К ругающимся подошли другие зэки.
– Вот посмотрите, кенты, на старого хорька. Он опять Бондарю трепался про нас. Папироски принес. Куш сорвал на нас.
– Да никто из вас ему не нужен!
– Уж не ты ли ему нужен, плюгавая падла!?
– Вот кто! – достал Гном фотокарточку. Кто-то из зэков вырвал ее.
– Значит, не нас? Другого? Но он тоже вор?
– Он не наш, – съежился старик.
– Воры, где бы они ни были, все родные меж собой.
– Этот уже «жмурик» [7]7
жмур, жмурик – мертвый (жаргон).
[Закрыть] , ищут кто прикнокал.
– А, вот оно что! Значит, среди нас! – закричал визгливый карманник.
– На кого указал? – орал над самым ухом «щипач».
– А ну, отойдите! – отодвинул зэков «бугор».
– Если б я заложил, разве принес бы тебе папиросы.
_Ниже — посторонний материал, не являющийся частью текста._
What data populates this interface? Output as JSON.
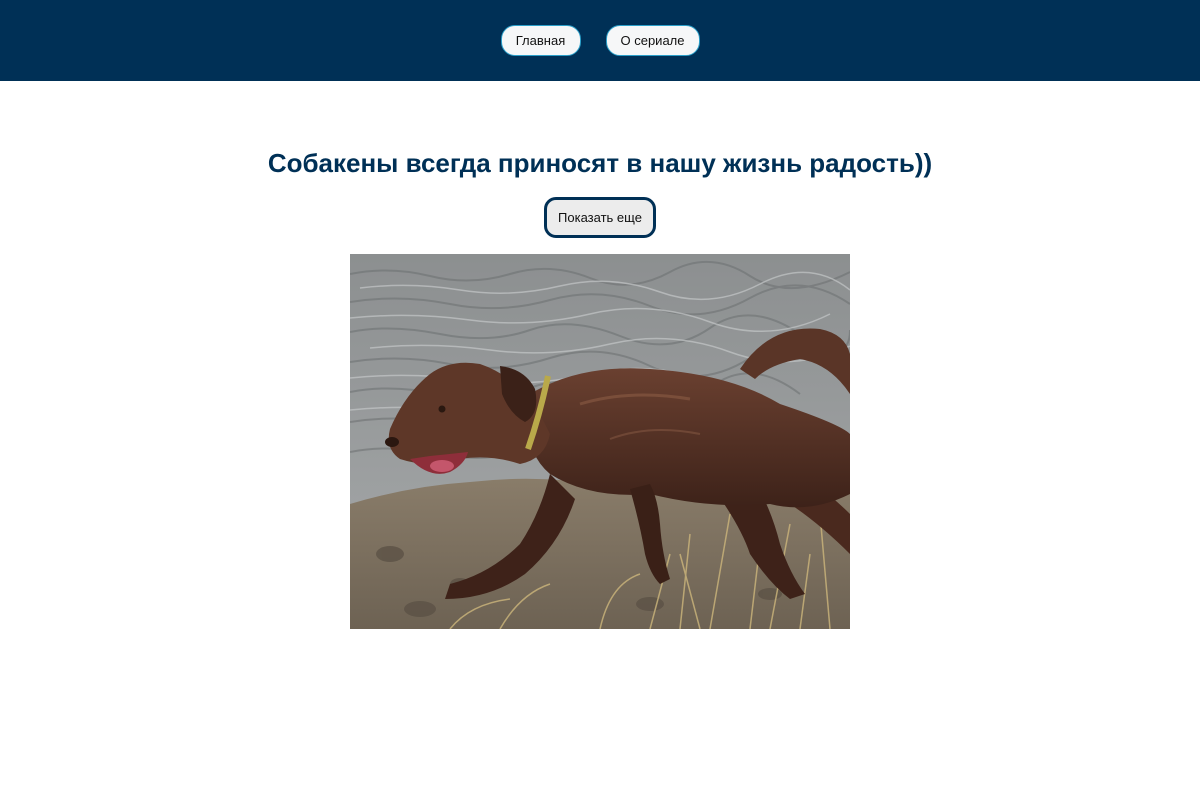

Нашел бы, куда спрятать. Со мною говорили, как с самым старым зэком. Советовались… Приезжий там был. Я так смекнул, что следователь он. В форме прокуратуры.
– Это с тобой советовались? Ха-ха-ха! Да кто ты такой?! Вон они со мной как посоветовались, так и влепили мне червонец. А насчет папирос не темни. Некуда тебе их прятать. Всюду бы нашли. А за скрытое; какое не бывает без причин, без разговоров грабанули бы. Ну а теперь колись, что из тебя Бондарь выдавил?
– Да ничего…
— Бондарь за зря ничего не дает. А ну! Раскалывайся, лярва! – рванул «бугор» старика за грудки. Тот упал. – Кличь сход! – приказал «бугор» «шестерке». Тот выскользнул за дверь. А вскоре в шестой барак потянулись воры.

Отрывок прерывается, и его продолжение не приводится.